In 1924 Dyson moved to Winchester College, where he enjoyed possibly the most productive part of his life as a composer. In addition to teaching and school music, here he also conducted an adult choral society. If one said that at this time he composed as a hobby one would give the wrong impression, yet this was a spare time activity for him in a busy professional musical life. Such practical musicianship gave him the foundation for his later successes. This started in 1928 with In Honour of the City, which was so successful he soon produced a more ambitious piece, The Canterbury Pilgrims, a succession of evocative and colourful Chaucerian portraits written for Winchester in 1931 and probably his most famous score. Soon he was commissioned by the Three Choirs Festivals to write further works, and for Hereford in 1933 he produced St Paul's Voyage to Melita (repeated in 1934, 1937 and 1952).
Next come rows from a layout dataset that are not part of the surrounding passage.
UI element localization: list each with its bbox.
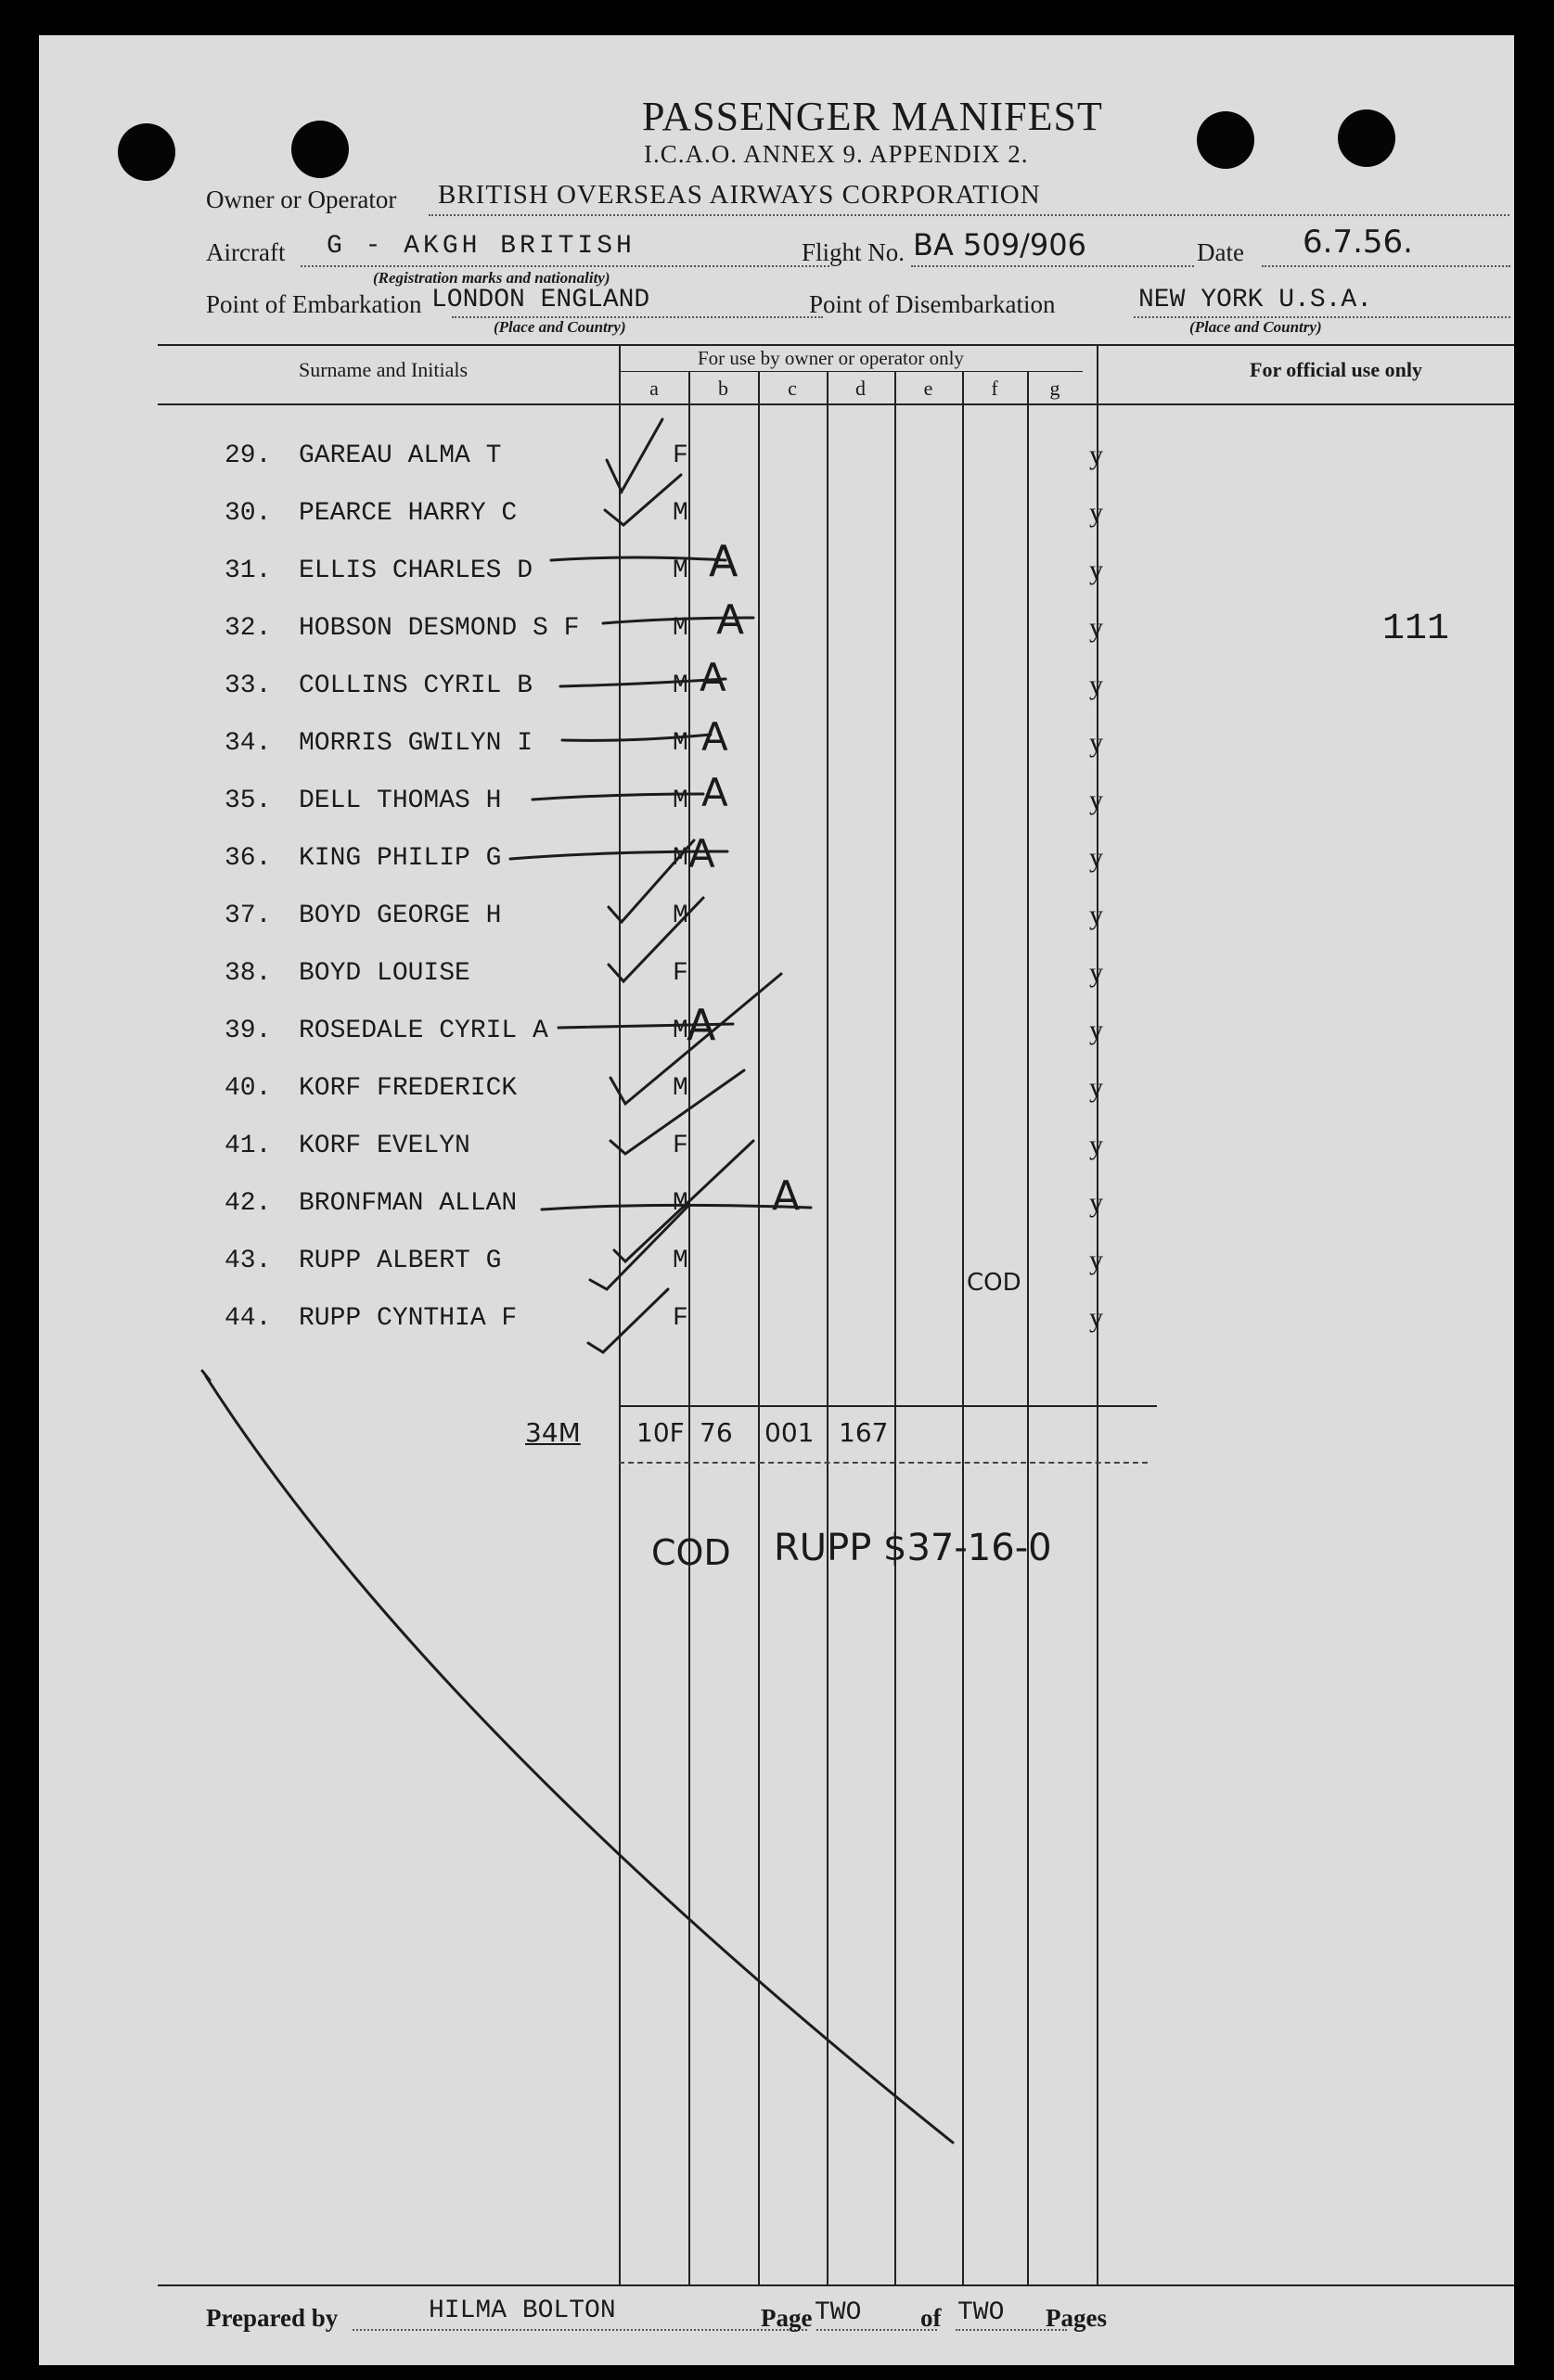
mark-a: A: [772, 1172, 801, 1220]
place-note-2: (Place and Country): [1189, 318, 1322, 336]
mark-a: A: [701, 714, 728, 760]
of-label: of: [920, 2304, 942, 2332]
mark-a: A: [700, 655, 726, 700]
place-note-1: (Place and Country): [494, 318, 626, 336]
totals-a: 10F: [636, 1417, 685, 1448]
col-header-a: a: [649, 377, 659, 400]
cod-mark: COD: [967, 1269, 1021, 1297]
totals-d: 167: [839, 1417, 889, 1448]
disembark-value: NEW YORK U.S.A.: [1138, 286, 1373, 314]
page-value: TWO: [815, 2298, 862, 2327]
aircraft-value: G - AKGH BRITISH: [327, 232, 636, 261]
page-label: Page: [761, 2304, 813, 2332]
col-header-g: g: [1049, 377, 1060, 400]
col-header-f: f: [991, 377, 998, 400]
cod-label: COD: [651, 1532, 731, 1573]
mark-a: A: [701, 770, 728, 815]
manifest-sheet: PASSENGER MANIFEST I.C.A.O. ANNEX 9. APPENDIX 2. Owner or Operator BRITISH OVERSEAS AIRWAYS CORPORATION Aircraft G - AKGH BRITISH (Registration marks and nationality) Flight No. BA 509/906 Date 6.7.56. Point of Embarkation LONDON ENGLAND (Place and Country) Point of Disembarkation NEW YORK U.S.A. (Place and Country) Surname and Initials For use by owner or operator only For official use only a b c d e f g 29. GAREAU ALMA T F y 30. PEARCE HARRY C M y 31. ELLIS CHARLES D M y 32. HOBSON DESMOND S F M y 33. COLLINS CYRIL B M y 34. MORRIS GWILYN I M y 35. DELL THOMAS H M y 36. KING PHILIP G M y 37. BOYD GEORGE H M y 38. BOYD LOUISE F y 39. ROSEDALE CYRIL A M y 40. KORF FREDERICK M y 41. KORF EVELYN F y 42. BRONFMAN ALLAN M y 43. RUPP ALBERT G M COD y 44. RUPP CYNTHIA F F y A A A A A A A A 111 34M 10F 76 001 167 COD RUPP $37-16-0 Prepared by HILMA BOLTON Page TWO of TWO Pages: [39, 35, 1514, 2365]
owner-use-header: For use by owner or operator only: [698, 347, 964, 369]
prepared-label: Prepared by: [206, 2304, 339, 2332]
mark-a: A: [688, 831, 715, 877]
official-header: For official use only: [1250, 358, 1422, 381]
prepared-value: HILMA BOLTON: [429, 2297, 616, 2325]
col-header-c: c: [788, 377, 797, 400]
date-label: Date: [1197, 238, 1244, 266]
surname-header: Surname and Initials: [299, 358, 469, 381]
col-header-e: e: [923, 377, 933, 400]
mark-a: A: [716, 596, 745, 644]
col-header-d: d: [855, 377, 866, 400]
embark-value: LONDON ENGLAND: [431, 286, 650, 314]
registration-note: (Registration marks and nationality): [373, 269, 610, 287]
aircraft-label: Aircraft: [206, 238, 286, 266]
page-subtitle: I.C.A.O. ANNEX 9. APPENDIX 2.: [644, 140, 1029, 168]
mark-a: A: [709, 536, 738, 586]
disembark-label: Point of Disembarkation: [809, 290, 1056, 318]
of-value: TWO: [957, 2298, 1005, 2327]
col-header-b: b: [718, 377, 728, 400]
cod-text: RUPP $37-16-0: [774, 1527, 1052, 1569]
totals-c: 001: [764, 1417, 815, 1448]
date-value: 6.7.56.: [1303, 224, 1413, 261]
flight-label: Flight No.: [802, 238, 905, 266]
totals-b: 76: [700, 1417, 733, 1448]
owner-label: Owner or Operator: [206, 186, 397, 213]
flight-value: BA 509/906: [913, 227, 1086, 262]
embark-label: Point of Embarkation: [206, 290, 422, 318]
page-title: PASSENGER MANIFEST: [642, 94, 1103, 139]
pen-marks: [39, 35, 1514, 2365]
official-note: 111: [1382, 608, 1450, 650]
totals-label: 34M: [525, 1417, 581, 1448]
pages-label: Pages: [1046, 2304, 1107, 2332]
owner-value: BRITISH OVERSEAS AIRWAYS CORPORATION: [438, 180, 1041, 210]
mark-a: A: [687, 1000, 716, 1050]
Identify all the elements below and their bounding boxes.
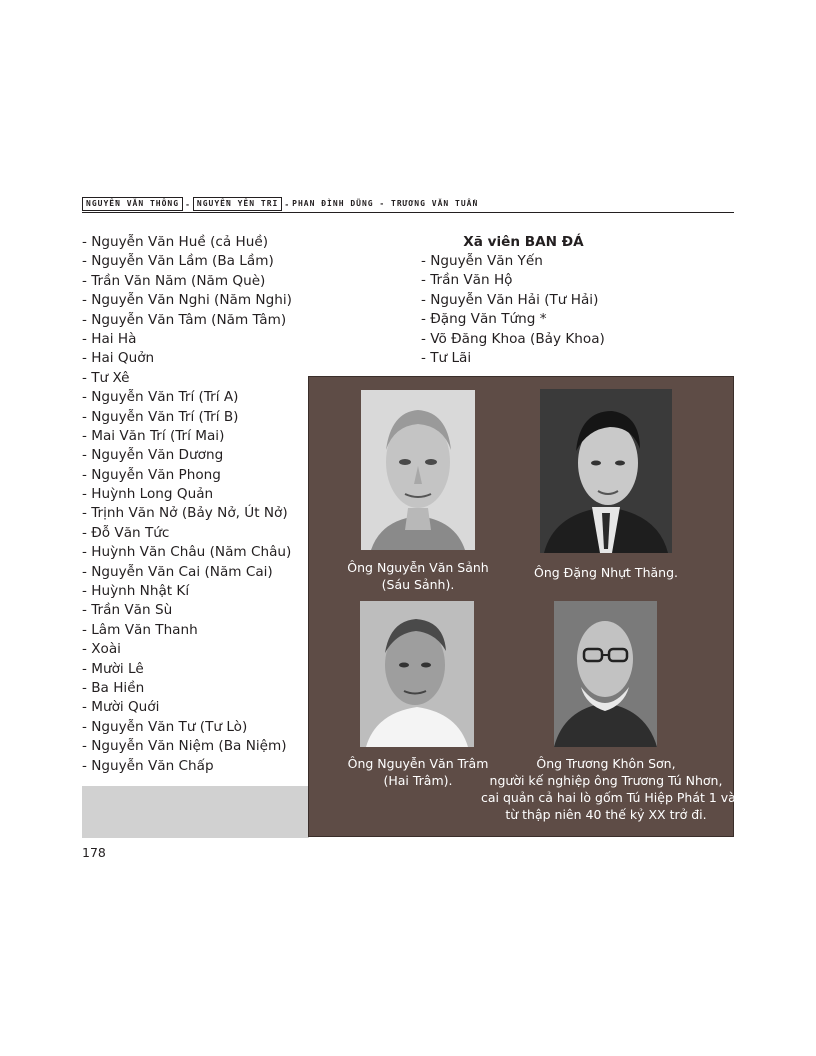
list-item: - Nguyễn Văn Cai (Năm Cai) <box>82 563 273 580</box>
photo-caption-1: Ông Nguyễn Văn Sảnh (Sáu Sảnh). <box>347 560 489 592</box>
list-item: - Tư Lãi <box>421 349 472 366</box>
photo-panel <box>308 376 748 837</box>
portrait-old-man-glasses-icon <box>554 601 657 747</box>
list-item: - Nguyễn Văn Trí (Trí B) <box>82 408 239 425</box>
header-author-1: NGUYỄN VĂN THÔNG <box>82 197 183 211</box>
photo-caption-4: Ông Trương Khôn Sơn, người kế nghiệp ông Trương Tú Nhơn, cai quản cả hai lò gốm Tú Hiệp Phát 1 và 2 từ thập niên 40 thế kỷ XX trở đi. <box>481 756 748 822</box>
header-separator: - <box>284 199 291 209</box>
list-item: - Nguyễn Văn Tâm (Năm Tâm) <box>82 311 287 328</box>
header-authors-rest: PHAN ĐÌNH DŨNG - TRƯƠNG VĂN TUẤN <box>292 199 479 208</box>
section-title: Xã viên BAN ĐÁ <box>463 234 584 250</box>
portrait-elderly-man-icon <box>361 390 475 550</box>
list-item: - Trần Văn Hộ <box>421 272 513 289</box>
list-item: - Huỳnh Long Quản <box>82 486 214 503</box>
photo-caption-3: Ông Nguyễn Văn Trâm (Hai Trâm). <box>347 756 489 788</box>
list-item: - Đặng Văn Tứng * <box>421 311 547 328</box>
header-separator: - <box>185 199 191 209</box>
list-item: - Huỳnh Văn Châu (Năm Châu) <box>82 544 292 561</box>
list-item: - Xoài <box>82 641 121 658</box>
list-item: - Nguyễn Văn Phong <box>82 466 221 483</box>
list-item: - Trần Văn Sù <box>82 602 173 619</box>
members-list-left <box>82 233 292 776</box>
header-author-2: NGUYỄN YÊN TRI <box>193 197 282 211</box>
list-item: - Võ Đăng Khoa (Bảy Khoa) <box>421 330 605 347</box>
gray-band <box>82 786 309 838</box>
running-header <box>82 196 734 213</box>
list-item: - Nguyễn Văn Nghi (Năm Nghi) <box>82 292 292 309</box>
photo-4 <box>554 601 657 747</box>
list-item: - Trịnh Văn Nở (Bảy Nở, Út Nở) <box>82 505 288 522</box>
members-list-right <box>421 252 605 368</box>
list-item: - Nguyễn Văn Trí (Trí A) <box>82 389 239 406</box>
page-number: 178 <box>82 845 106 860</box>
list-item: - Nguyễn Văn Chấp <box>82 757 214 774</box>
list-item: - Nguyễn Văn Tư (Tư Lò) <box>82 718 248 735</box>
list-item: - Nguyễn Văn Huề (cả Huề) <box>82 234 269 250</box>
portrait-young-man-icon <box>540 389 672 553</box>
photo-3 <box>360 601 474 747</box>
list-item: - Ba Hiền <box>82 679 145 696</box>
list-item: - Lâm Văn Thanh <box>82 621 198 638</box>
list-item: - Mai Văn Trí (Trí Mai) <box>82 427 225 444</box>
list-item: - Nguyễn Văn Lầm (Ba Lầm) <box>82 253 274 270</box>
list-item: - Nguyễn Văn Dương <box>82 447 224 464</box>
list-item: - Mười Quới <box>82 699 160 716</box>
photo-1 <box>361 390 475 550</box>
list-item: - Huỳnh Nhật Kí <box>82 583 190 600</box>
photo-2 <box>540 389 672 553</box>
list-item: - Hai Hà <box>82 330 137 347</box>
list-item: - Tư Xê <box>82 369 130 386</box>
photo-caption-2: Ông Đặng Nhựt Thăng. <box>534 565 678 580</box>
list-item: - Nguyễn Văn Niệm (Ba Niệm) <box>82 738 287 755</box>
portrait-older-man-icon <box>360 601 474 747</box>
list-item: - Nguyễn Văn Hải (Tư Hải) <box>421 291 599 308</box>
list-item: - Trần Văn Năm (Năm Què) <box>82 272 266 289</box>
list-item: - Đỗ Văn Tức <box>82 524 170 541</box>
list-item: - Mười Lê <box>82 660 144 677</box>
list-item: - Nguyễn Văn Yến <box>421 253 543 269</box>
list-item: - Hai Quởn <box>82 350 155 367</box>
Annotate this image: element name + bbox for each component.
Other Festivals soon followed, and The Blacksmiths was written for Leeds in 1934, and then Nebuchadnezzar for Worcester in 1935. There were also orchestral works including the Symphony in G of 1937 and in 1942 a Violin Concerto.
Knighted in 1941, Dyson retired in 1952, to enjoy a remarkable Indian summer of composition, though by this time his music was beginning to sound oldfashioned to some, and although it all achieved publication and performance it did not have quite the immediate following of his earlier scores. These later works included Sweet Thames Run Softly, a mellifluous setting for baritone, chorus and orchestra of words from Edmund Spenser's Prothalamion. Finally came a twenty-minute nativity sequence A Christmas Garland, and Agincourt a brilliant return to the scale and style of that first choral work, In Honour of the City, now setting well-known Shakespearean words.